A riveting mystery that recalls the work of Umberto Eco and Barry Unsworth, A Stolen Tongue is the captivating debut novel that launched critically acclaimed author Sheri Holman's literary career.

In 1483, Father Felix Fabri sails from Germany to Mount Sinai on a pilgrimage to venerate the relics of Saint Katherine of Alexandria. But at each of the shrines he visits throughout Greece and Palestine, he finds that the remains of Katherine's body are being stolen piece by piece: her hand, her ear, and then her tongue vanish from their holy resting places. Desperate to discover the thief and save his saint from such appalling desecration, Felix is thrust into a strange mystery that takes him across the desert and plumbs the depths of his soul.


The narrator of Sheri Holman's debut novel, A Stolen Tongue is Father Felix Fabri, a 15th-century monk on a pilgrimage to Alexandria, Egypt, to visit his "wife," Saint Katherine. The fact that Katherine is long dead, her various body parts distributed among reliquaries from Greece to Palestine, does not dilute Felix's passion for his spiritual mate. Indeed, from the day he first offered himself to her as a boy, it has been his life's ambition to travel to the Sinai, where she was martyred, visiting each relic along the way. But every time Felix arrives at one of these holy places, he finds a piece of Katherine gone. First her hand, then her ear, then her tongue--all stolen.
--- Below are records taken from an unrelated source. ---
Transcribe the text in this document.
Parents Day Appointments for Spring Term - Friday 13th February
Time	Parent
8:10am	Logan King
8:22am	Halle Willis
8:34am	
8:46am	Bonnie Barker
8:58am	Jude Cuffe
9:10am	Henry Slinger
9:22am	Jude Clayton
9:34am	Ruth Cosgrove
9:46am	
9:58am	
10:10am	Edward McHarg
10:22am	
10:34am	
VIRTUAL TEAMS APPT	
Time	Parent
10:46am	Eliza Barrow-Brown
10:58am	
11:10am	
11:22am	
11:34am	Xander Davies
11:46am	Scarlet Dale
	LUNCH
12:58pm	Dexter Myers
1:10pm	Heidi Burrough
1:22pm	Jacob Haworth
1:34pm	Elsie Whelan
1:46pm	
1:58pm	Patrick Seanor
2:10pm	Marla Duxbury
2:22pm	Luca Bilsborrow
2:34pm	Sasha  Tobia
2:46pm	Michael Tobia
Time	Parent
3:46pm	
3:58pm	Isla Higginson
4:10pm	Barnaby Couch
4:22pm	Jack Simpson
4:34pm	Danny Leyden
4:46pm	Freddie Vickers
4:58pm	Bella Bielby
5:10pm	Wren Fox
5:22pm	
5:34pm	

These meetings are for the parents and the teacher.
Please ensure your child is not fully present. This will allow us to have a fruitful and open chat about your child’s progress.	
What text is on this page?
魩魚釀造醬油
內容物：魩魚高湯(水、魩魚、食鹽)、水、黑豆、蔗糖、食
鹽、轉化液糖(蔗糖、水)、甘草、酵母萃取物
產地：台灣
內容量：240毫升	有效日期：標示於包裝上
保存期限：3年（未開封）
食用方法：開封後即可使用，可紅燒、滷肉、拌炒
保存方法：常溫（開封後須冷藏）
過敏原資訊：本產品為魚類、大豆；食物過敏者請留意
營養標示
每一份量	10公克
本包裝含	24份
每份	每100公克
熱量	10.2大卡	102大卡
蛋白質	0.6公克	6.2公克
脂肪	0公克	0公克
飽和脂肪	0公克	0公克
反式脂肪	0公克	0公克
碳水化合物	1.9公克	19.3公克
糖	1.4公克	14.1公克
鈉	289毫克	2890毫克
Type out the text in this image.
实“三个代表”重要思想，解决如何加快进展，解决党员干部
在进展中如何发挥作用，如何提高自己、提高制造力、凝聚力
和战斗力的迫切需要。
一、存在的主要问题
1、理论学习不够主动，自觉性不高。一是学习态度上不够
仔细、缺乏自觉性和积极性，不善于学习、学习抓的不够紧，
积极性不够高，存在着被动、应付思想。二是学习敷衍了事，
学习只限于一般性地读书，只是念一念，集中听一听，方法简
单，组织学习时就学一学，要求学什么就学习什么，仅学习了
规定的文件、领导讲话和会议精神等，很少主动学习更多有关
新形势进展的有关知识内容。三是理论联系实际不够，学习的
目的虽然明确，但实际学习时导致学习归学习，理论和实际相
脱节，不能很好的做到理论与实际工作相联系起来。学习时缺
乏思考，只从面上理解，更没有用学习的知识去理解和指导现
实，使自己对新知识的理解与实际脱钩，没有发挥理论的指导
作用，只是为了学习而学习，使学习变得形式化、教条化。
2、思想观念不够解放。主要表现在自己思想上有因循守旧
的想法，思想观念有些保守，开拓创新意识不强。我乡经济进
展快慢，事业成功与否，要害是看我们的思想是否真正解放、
This historical mystery has many charms, not least among them Father Felix himself. Ms. Holman has done both the actual historic figure and her novel a great service by occasionally allowing this unique individual to speak in his own words (translated from the Latin by the late Aubrey Stewart) on such subjects as "Why the Eucharist May Not Be Celebrated on Shipboard" or "The Rules for Pilgrimage." It is a testament to the author's skill that the seams stitching together the fictional Felix and the historic one are well-nigh invisible.